If NDP Leader Jagmeet Singh is elected Prime Minister of Canada, anyone with a net worth of more above $10 million will be subject to a new tax of one percent on every dollar over $10 million.
The NDP’s 115-page campaign commitment package includes a heavier public price tag for the wealthy. That manifesto, which Singh unveiled on Thursday, lays out what to anticipate from his party once an election campaign gets underway.
“To put it clearly, no other party can commit to investing in people without eliminating existing services or placing the burden back on people,” Singh said at the press conference.
“We’re the only ones with a plan that says it doesn’t have to be that way.”
While the Liberals, Conservatives, Bloc Quebecois and Green Party have yet to lay out their election platforms — and no election has actually been called — experts have mixed opinions about whether a wealth tax policy is one that gets the economic green light.
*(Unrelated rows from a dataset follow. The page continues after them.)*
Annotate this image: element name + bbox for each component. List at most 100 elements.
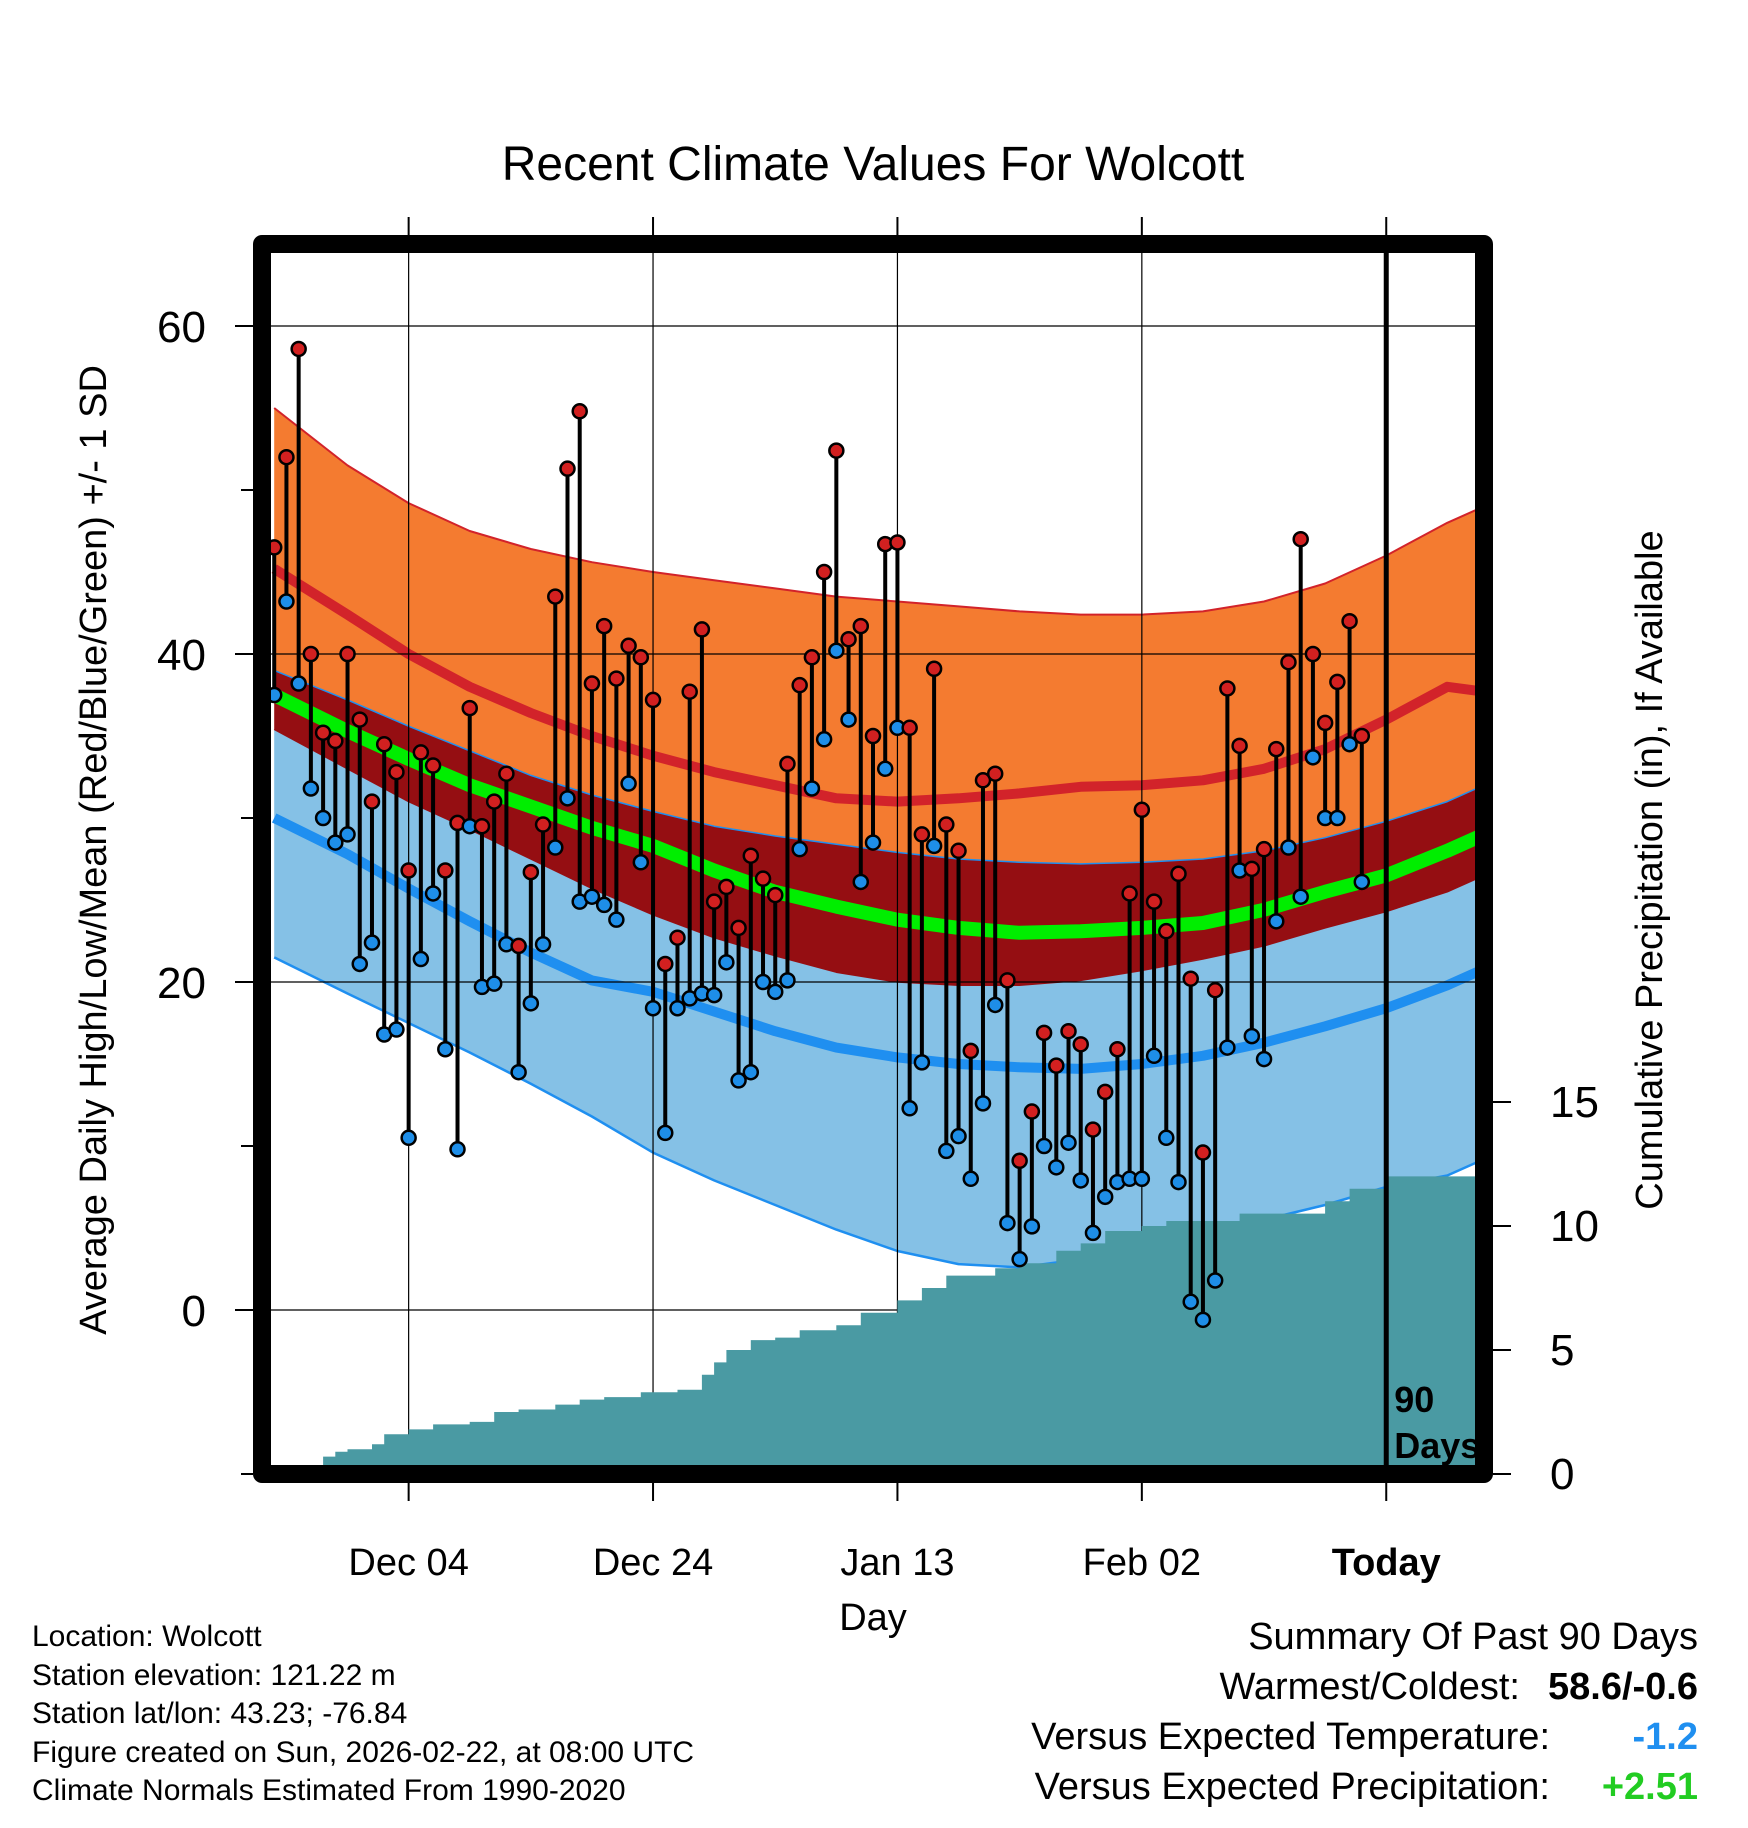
daily-low-point <box>559 790 576 807</box>
daily-high-point <box>974 772 992 789</box>
daily-high-point <box>718 878 735 896</box>
daily-high-point <box>547 588 564 605</box>
daily-low-point <box>278 593 295 610</box>
daily-high-point <box>840 630 857 648</box>
daily-low-point <box>925 837 943 855</box>
daily-high-point <box>1109 1040 1126 1058</box>
daily-low-point <box>705 986 723 1004</box>
daily-low-point <box>1182 1293 1199 1311</box>
daily-low-point <box>1194 1311 1212 1329</box>
daily-high-point <box>1084 1121 1102 1138</box>
daily-high-point <box>1268 740 1285 758</box>
daily-low-point <box>351 955 369 973</box>
daily-low-point <box>974 1095 992 1112</box>
daily-high-point <box>779 755 796 773</box>
daily-high-point <box>498 765 515 782</box>
daily-low-point <box>1023 1218 1041 1235</box>
daily-low-point <box>1280 839 1297 856</box>
chart-title: Recent Climate Values For Wolcott <box>502 138 1245 191</box>
daily-high-point <box>644 691 662 709</box>
daily-high-point <box>473 817 491 835</box>
daily-low-point <box>1206 1272 1224 1289</box>
warmest-coldest-value: 58.6/-0.6 <box>1548 1666 1698 1708</box>
daily-low-point <box>913 1054 931 1071</box>
daily-low-point <box>1304 749 1322 766</box>
daily-high-point <box>1121 885 1138 902</box>
daily-high-point <box>1011 1152 1028 1170</box>
warmest-coldest-label: Warmest/Coldest: <box>1219 1666 1520 1708</box>
daily-low-point <box>1341 735 1358 753</box>
daily-low-point <box>449 1141 466 1158</box>
x-tick-label: Jan 13 <box>840 1542 954 1584</box>
daily-low-point <box>742 1063 760 1081</box>
daily-high-point <box>608 670 625 687</box>
daily-low-point <box>412 950 430 968</box>
daily-high-point <box>1280 653 1297 671</box>
daily-high-point <box>314 724 332 741</box>
station-elevation: Station elevation: 121.22 m <box>32 1658 396 1692</box>
daily-low-point <box>510 1063 527 1081</box>
daily-high-point <box>1145 893 1163 910</box>
daily-high-point <box>705 893 723 910</box>
daily-low-point <box>644 999 662 1017</box>
daily-high-point <box>1158 922 1175 940</box>
daily-low-point <box>1353 873 1371 891</box>
daily-low-point <box>1268 913 1285 930</box>
daily-low-point <box>669 999 686 1017</box>
daily-high-point <box>1304 645 1322 663</box>
y-tick-label: 40 <box>157 631 206 680</box>
daily-high-point <box>424 757 442 774</box>
daily-low-point <box>424 885 442 902</box>
daily-high-point <box>620 637 637 655</box>
y-tick-label: 20 <box>157 959 206 1008</box>
daily-high-point <box>1329 673 1346 691</box>
temp-anomaly-label: Versus Expected Temperature: <box>1031 1716 1550 1758</box>
daily-high-point <box>1292 530 1309 548</box>
y-axis-label: Average Daily High/Low/Mean (Red/Blue/Gr… <box>73 365 115 1335</box>
daily-low-point <box>815 731 833 748</box>
station-latlon: Station lat/lon: 43.23; -76.84 <box>32 1697 408 1731</box>
daily-low-point <box>1096 1188 1114 1206</box>
daily-low-point <box>1048 1159 1065 1176</box>
daily-high-point <box>1219 680 1236 697</box>
daily-low-point <box>339 826 356 843</box>
daily-low-point <box>314 809 332 827</box>
daily-low-point <box>718 954 735 971</box>
daily-high-point <box>852 617 870 635</box>
daily-high-point <box>742 847 760 864</box>
daily-high-point <box>913 826 931 843</box>
daily-high-point <box>999 972 1016 989</box>
daily-high-point <box>1182 970 1199 987</box>
daily-high-point <box>1367 0 1381 7</box>
daily-high-point <box>559 460 576 477</box>
daily-high-point <box>571 403 588 420</box>
daily-low-point <box>901 1100 918 1117</box>
daily-low-point <box>950 1127 967 1145</box>
daily-high-point <box>889 534 906 551</box>
daily-high-point <box>1243 860 1261 878</box>
daily-low-point <box>583 888 601 905</box>
daily-low-point <box>1145 1047 1163 1065</box>
warmest-coldest-row: Warmest/Coldest: 58.6/-0.6 <box>1031 1662 1698 1712</box>
daily-low-point <box>302 780 320 797</box>
y-tick-label: 60 <box>157 303 206 352</box>
daily-high-point <box>986 765 1004 782</box>
station-info: Location: Wolcott Station elevation: 121… <box>32 1618 694 1811</box>
station-location: Location: Wolcott <box>32 1620 262 1653</box>
x-tick-label: Dec 04 <box>348 1542 468 1584</box>
low-normal-band <box>274 729 1484 1268</box>
x-axis-label: Day <box>839 1597 907 1639</box>
daily-high-point <box>1133 801 1151 819</box>
y2-tick-label: 10 <box>1550 1202 1599 1251</box>
summary-heading: Summary Of Past 90 Days <box>1248 1616 1698 1658</box>
daily-high-point <box>632 649 650 666</box>
daily-low-point <box>608 911 625 928</box>
daily-low-point <box>1292 888 1309 905</box>
daily-low-point <box>388 1021 405 1038</box>
daily-high-point <box>351 711 369 728</box>
plot-clipped: 90 Days <box>262 0 1484 1474</box>
daily-high-point <box>1206 981 1224 999</box>
daily-high-point <box>938 816 955 833</box>
plot-frame <box>253 235 1493 1483</box>
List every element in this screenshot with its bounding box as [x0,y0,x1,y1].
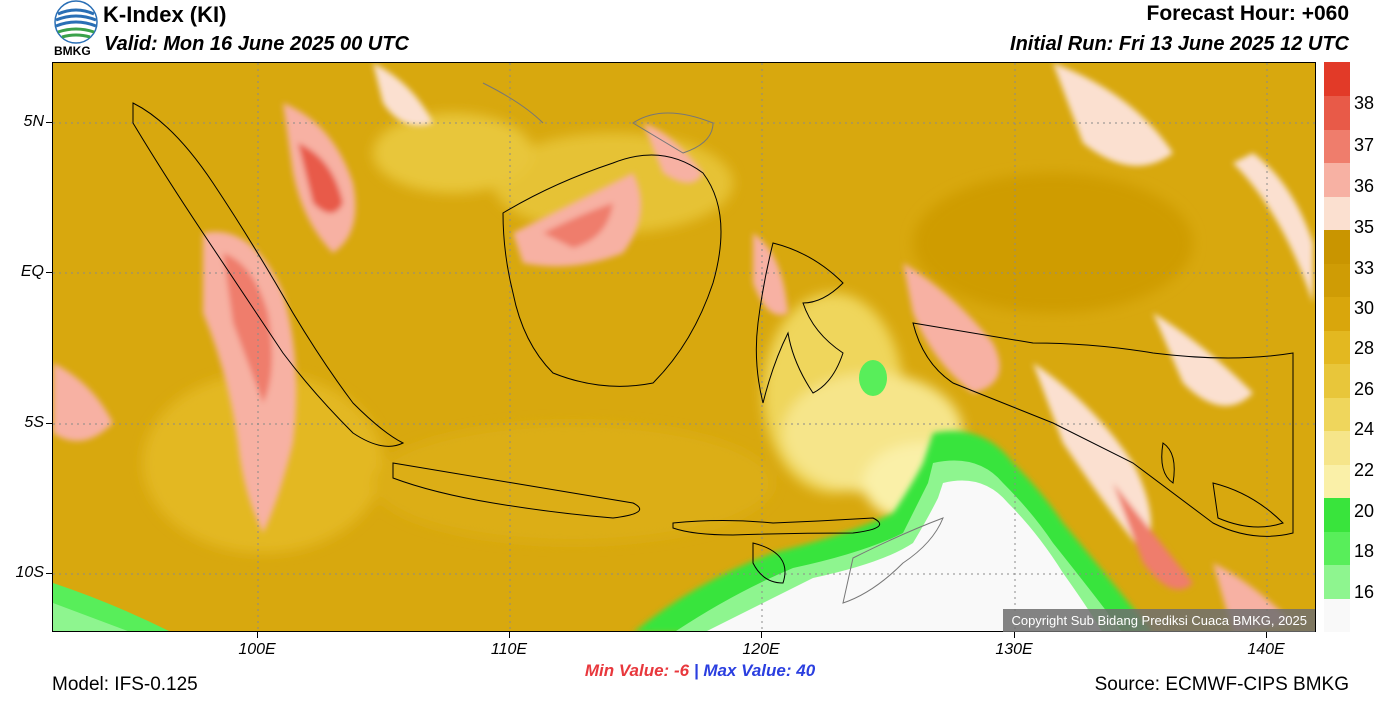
forecast-hour: Forecast Hour: +060 [1146,2,1350,25]
colorbar-label: 16 [1354,582,1375,602]
k-index-map [52,62,1316,632]
colorbar-label: 24 [1354,419,1375,439]
max-value: 40 [796,661,816,680]
colorbar-segment [1324,363,1350,398]
colorbar-segment [1324,196,1350,231]
valid-time: Valid: Mon 16 June 2025 00 UTC [104,33,409,55]
source-info: Source: ECMWF-CIPS BMKG [1094,674,1349,695]
colorbar-label: 20 [1354,501,1375,521]
lat-tick [46,573,52,574]
colorbar-segment [1324,464,1350,499]
lon-tick [1266,632,1267,638]
colorbar-label: 33 [1354,258,1375,278]
lon-label-120e: 120E [742,641,780,658]
bmkg-logo: BMKG [52,0,100,58]
initial-run: Initial Run: Fri 13 June 2025 12 UTC [1010,33,1349,55]
lon-tick [509,632,510,638]
colorbar-label: 30 [1354,298,1375,318]
lon-label-140e: 140E [1247,641,1285,658]
lat-tick [46,122,52,123]
field-shading [143,113,1193,553]
colorbar-label: 26 [1354,379,1375,399]
colorbar-label: 18 [1354,541,1375,561]
colorbar-segment [1324,162,1350,197]
lon-label-100e: 100E [238,641,276,658]
colorbar-segment [1324,296,1350,331]
lon-tick [1014,632,1015,638]
lat-label-10s: 10S [15,564,44,581]
colorbar-segment [1324,263,1350,298]
lon-tick [761,632,762,638]
lon-tick [257,632,258,638]
low-ki-zones [53,360,1152,631]
colorbar-segment [1324,229,1350,264]
colorbar-segment [1324,95,1350,130]
colorbar-segment [1324,598,1350,633]
colorbar-label: 36 [1354,176,1375,196]
colorbar-label: 37 [1354,135,1375,155]
min-max-values: Min Value: -6 | Max Value: 40 [0,661,1400,681]
coastlines [132,82,1294,604]
colorbar-label: 22 [1354,460,1375,480]
colorbar-label: 28 [1354,338,1375,358]
lat-tick [46,423,52,424]
lat-tick [46,272,52,273]
lat-label-5s: 5S [24,414,44,431]
page-title: K-Index (KI) [103,2,227,27]
min-value: -6 [673,661,690,680]
colorbar-segment [1324,564,1350,599]
min-label: Min Value: [584,661,670,680]
map-canvas [53,63,1315,631]
colorbar-segment [1324,531,1350,566]
graticule [53,63,1315,631]
colorbar-label: 38 [1354,93,1375,113]
max-label: Max Value: [703,661,792,680]
colorbar-segment [1324,330,1350,365]
lon-label-130e: 130E [995,641,1033,658]
lon-label-110e: 110E [490,641,528,658]
colorbar [1324,62,1350,633]
model-info: Model: IFS-0.125 [52,674,198,695]
lat-label-eq: EQ [20,263,44,280]
colorbar-segment [1324,430,1350,465]
lat-label-5n: 5N [23,113,44,130]
min-max-separator: | [693,661,699,680]
copyright-notice: Copyright Sub Bidang Prediksi Cuaca BMKG… [1003,609,1315,632]
colorbar-segment [1324,129,1350,164]
logo-text: BMKG [54,44,91,58]
colorbar-label: 35 [1354,217,1375,237]
high-ki-zones [53,63,1313,631]
colorbar-segment [1324,497,1350,532]
colorbar-segment [1324,62,1350,97]
colorbar-segment [1324,397,1350,432]
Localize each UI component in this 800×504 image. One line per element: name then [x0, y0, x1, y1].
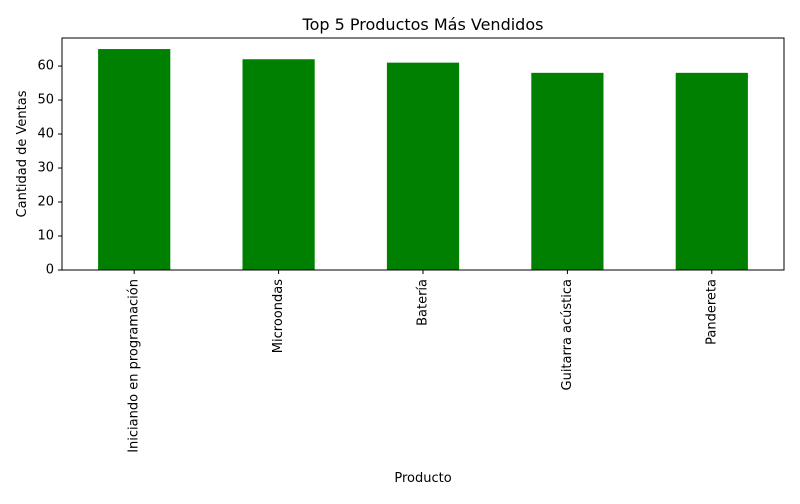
y-tick-label: 10: [37, 229, 54, 244]
x-axis-label: Producto: [394, 471, 451, 486]
x-tick-label: Microondas: [271, 279, 286, 353]
x-tick-label: Iniciando en programación: [127, 279, 142, 453]
y-tick-label: 60: [37, 59, 54, 74]
bars-group: [98, 49, 748, 271]
bar-4: [675, 72, 748, 270]
bar-0: [98, 49, 171, 270]
plot-frame: [61, 37, 785, 271]
bar-2: [386, 62, 460, 271]
y-tick-label: 40: [37, 127, 54, 142]
x-tick-label: Guitarra acústica: [560, 279, 575, 391]
bar-3: [531, 72, 604, 270]
chart-title: Top 5 Productos Más Vendidos: [302, 15, 544, 34]
y-axis-ticks: 0 10 20 30 40 50 60: [37, 59, 62, 278]
y-tick-label: 20: [37, 195, 54, 210]
y-tick-label: 0: [46, 263, 54, 278]
x-tick-label: Pandereta: [704, 279, 719, 345]
y-tick-label: 50: [37, 93, 54, 108]
y-tick-label: 30: [37, 161, 54, 176]
bar-1: [242, 59, 315, 270]
x-tick-label: Batería: [416, 279, 431, 326]
y-axis-label: Cantidad de Ventas: [15, 90, 30, 217]
x-axis-ticks: Iniciando en programación Microondas Bater…: [127, 270, 719, 453]
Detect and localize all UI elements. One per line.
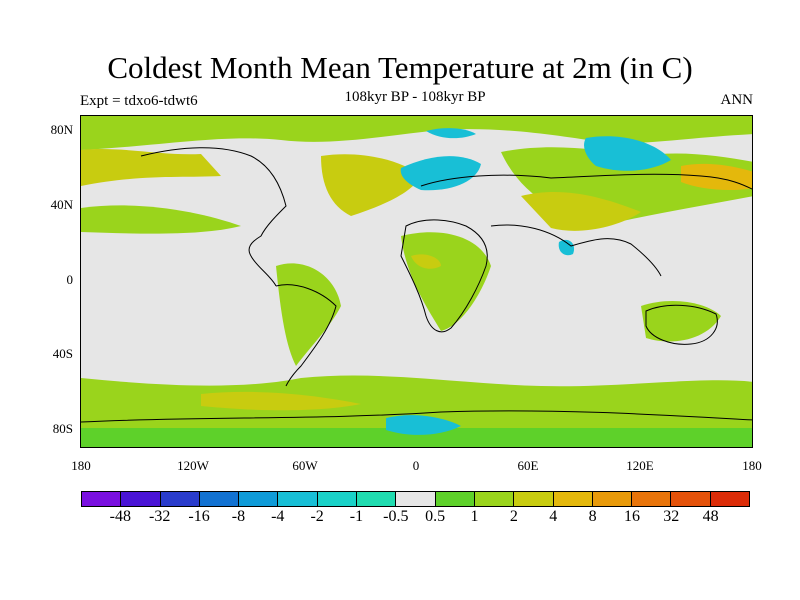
colorbar-swatch (474, 492, 515, 506)
lat-label-80n: 80N (50, 122, 73, 137)
experiment-label: Expt = tdxo6-tdwt6 (80, 93, 198, 109)
colorbar-swatch (435, 492, 475, 506)
asia-south-coast (490, 224, 662, 277)
colorbar-swatch (121, 492, 161, 506)
southern-band-anomaly (201, 391, 361, 411)
lat-label-80s: 80S (52, 421, 73, 436)
lat-label-40s: 40S (52, 346, 73, 361)
lon-label-120w: 120W (177, 458, 209, 473)
north-america-coast (140, 147, 287, 287)
colorbar-label: -0.5 (383, 508, 409, 525)
coastlines (81, 147, 752, 423)
lat-label-40n: 40N (50, 197, 73, 212)
colorbar-swatch (514, 492, 554, 506)
colorbar-swatch (553, 492, 593, 506)
colorbar-label: -8 (231, 508, 246, 525)
alaska-anomaly (81, 149, 221, 186)
colorbar-label: 4 (549, 508, 558, 525)
lon-label-120e: 120E (626, 458, 654, 473)
colorbar-label: 1 (470, 508, 479, 525)
lon-label-180e: 180 (742, 458, 762, 473)
colorbar-swatch (632, 492, 672, 506)
south-america-coast (275, 284, 337, 387)
lon-label-60e: 60E (517, 458, 539, 473)
lat-label-0: 0 (66, 272, 74, 287)
colorbar-label: 16 (623, 508, 640, 525)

Singh’s proposed policy would tax anyone making over $210,000 at 35 per cent per year. It would also slap the super-rich — anyone with over $10 million in wealth — with the one per cent wealth tax on anything over that amount.
Parliamentary Budget Officer Yves Giroux crunched the numbers on the NDP’s original wealth tax pitch last year, and he found that even a wealth tax on families with net worth of over $20 million would rake in $5.6 billion in 2020-21.
A $10 million threshold would rake in even more funds for the federal coffers — and that could make a real difference, according to Randy Robinson, director of the Ontario office of the Canadian Centre for Policy Alternatives.
“It’s a good policy and we would encourage all parties to adopt it,” said Robinson.
“We have to do something about the inequality in this country. And fighting inequality is partly about taxing the very wealthy.”
However, one economist warned that wealth taxes as a whole can set a dangerous precedent in the world of taxation.
“There’s a general presumption in economic theory and practice around taxation that you don’t tax the same income twice,” said Brett House, the deputy chief economist at Scotiabank.
“Wealth has been broadly derived from income that has already been taxed once, and so the notion of a wealth tax tends to violate that principle of not taxing the same the same income a second time.”
This can be an issue of fairness, according to House.
“You make a whole set of decisions on how you’re choosing to earn money, how you’re choosing to save and invest it based on a set of tax rules,” he explained.
“And then if you change those rules such that money you already pay tax on is going to get taxed again, there is a basic fairness principle that’s being violated there.”
On top of that, House warned that wealth taxes don’t have a great global track record.
“Most jurisdictions that have tried wealth taxes over the last few decades have eliminated them because they have been very difficult to collect,” he said.
“So they have distorted incentives and not produced the revenue that was projected at the time of their implementation.”
But if the government wants to do it, they can, according to one advocate who supports a wealth tax.
“If there’s a will, there’s a way that the government can crack down on … tax avoidance measures,” said Toby Sanger, executive director of Canadians for Tax Fairness.
“And they’re increasingly doing that. A lot of the wealth at the very top is corporate shares and business interests. And that’s easily trackable.”
Sanger added that a wealth tax would help to tackle inequality — and the money collected could “be used to pay for public services to pay for the cost of the pandemic.”
In Canada, the top one per cent of families hold about 25.6 per cent of the wealth, the PBO reported last year. That’s about $3 trillion.
“If you have $10 million in wealth, you can certainly afford to pay one percent of that for the betterment of the country. I don’t think there’s any question of that,” said Robinson.
Sanger added that a wealth tax would help to tackle inequality — and the money collected could “be used to pay for public services to pay for the cost of the pandemic.”
According to the PBO, the top 1% of Canadian families own around 25.6 percent of the country’s wealth. That works up to around $3 trillion.
“If you have $10 million in fortune, you can easily afford to give 1% of it to the country’s benefit. “I don’t think there’s any doubt about it,” Robinson remarked.